Only after the new leader has invoked Article 50 can work on thrashing out Britain’s new relationship with the bloc begin. The man widely tipped as the next prime minister is former London mayor Boris Johnson, the most prominent member of the campaign to leave the EU.
Cameron’s Conservatives have been at war with each other for years over whether to quit the EU. But the vote to leave a bloc that Britain joined 43 years ago also pushed Labour into chaos.
Labour leader Jeremy Corbyn sacked a top colleague on Sunday, setting off a wave of resignations from his “shadow” cabinet. Dismissed foreign affairs spokesman Hilary Benn called for Corbyn, who was elected last year largely by left-wing party members and supporters, to go. “He is a good and decent man but he is not a leader,” Benn told BBC television.
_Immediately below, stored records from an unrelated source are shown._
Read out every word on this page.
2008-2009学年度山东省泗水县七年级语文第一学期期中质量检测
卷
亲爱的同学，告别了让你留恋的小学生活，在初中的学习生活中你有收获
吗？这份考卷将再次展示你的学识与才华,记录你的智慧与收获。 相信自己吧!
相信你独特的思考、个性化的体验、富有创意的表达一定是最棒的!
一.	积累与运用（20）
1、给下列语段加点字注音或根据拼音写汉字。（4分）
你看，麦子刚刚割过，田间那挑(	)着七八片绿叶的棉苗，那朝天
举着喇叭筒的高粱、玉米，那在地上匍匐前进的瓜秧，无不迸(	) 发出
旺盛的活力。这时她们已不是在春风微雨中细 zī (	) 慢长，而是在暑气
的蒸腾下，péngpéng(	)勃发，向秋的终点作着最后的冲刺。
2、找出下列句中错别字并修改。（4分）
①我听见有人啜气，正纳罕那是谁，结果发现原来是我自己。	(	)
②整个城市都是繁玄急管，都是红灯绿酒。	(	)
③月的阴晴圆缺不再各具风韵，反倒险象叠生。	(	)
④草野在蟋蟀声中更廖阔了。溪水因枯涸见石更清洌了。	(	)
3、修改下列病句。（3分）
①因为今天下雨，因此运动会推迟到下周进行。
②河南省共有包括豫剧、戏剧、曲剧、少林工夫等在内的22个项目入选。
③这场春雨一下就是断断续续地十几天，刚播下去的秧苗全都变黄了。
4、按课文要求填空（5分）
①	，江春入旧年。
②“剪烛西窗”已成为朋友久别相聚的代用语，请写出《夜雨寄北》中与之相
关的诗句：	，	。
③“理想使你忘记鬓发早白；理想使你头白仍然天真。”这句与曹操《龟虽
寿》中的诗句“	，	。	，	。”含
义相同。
Many of Corbyn’s fellow Labour lawmakers believe his left-wing policies and low-key style mean the party is heading for a disastrous defeat at the next election, due in 2020.
But they also accuse him of half-hearted campaigning for a “remain” vote in the referendum, and of failing to win over traditional Labour voters who were more receptive to the anti-EU UK Independence Party.
NO LYING DOWN
Signs are growing that not all the 16 million Britons who voted to stay in the EU are willing to take the result lying down. Backing for the online petition demanding a second vote more than doubled in 24 hours, with signatures exceeding 3.2 million on Sunday afternoon.
The petition, posted on parliament’s website before the referendum, said there should be another vote if the outcome was close on a turnout of less than 75 percent – three points above Thursday’s figure.
It will have to be considered for debate by lawmakers, but has no legal force and its backers compare with the 17.4 million who voted “leave”.
The referendum has also re-energized support for Scotland, which voted overwhelmingly to remain in the EU, to break away from the United Kingdom instead.
An opinion poll in The Sunday Post said 59 percent of respondents backed independence, rocketing from 45 percent of votes cast in a referendum in 2014.
Scottish First Minister Nicola Sturgeon has said a fresh independence referendum is possible, and suggested on Sunday that the devolved parliament in Edinburgh would consider blocking legislation making a Brexit legally binding.
Under the United Kingdom’s complex arrangements to devolve some powers to Scotland, Wales and Northern Ireland, legislation generated in London to give effect to the vote to leave the EU would have to gain consent from the three devolved parliaments.
Asked on BBC television whether she would consider asking the Scottish parliament to block a motion of legislative consent, Sturgeon said: “Of course.”
“Don’t get me wrong, I care about the rest of the UK,” she said. “But my job as First Minister, the Scottish parliament’s job, is to judge these things on the basis of what’s in the interest of people in Scotland.”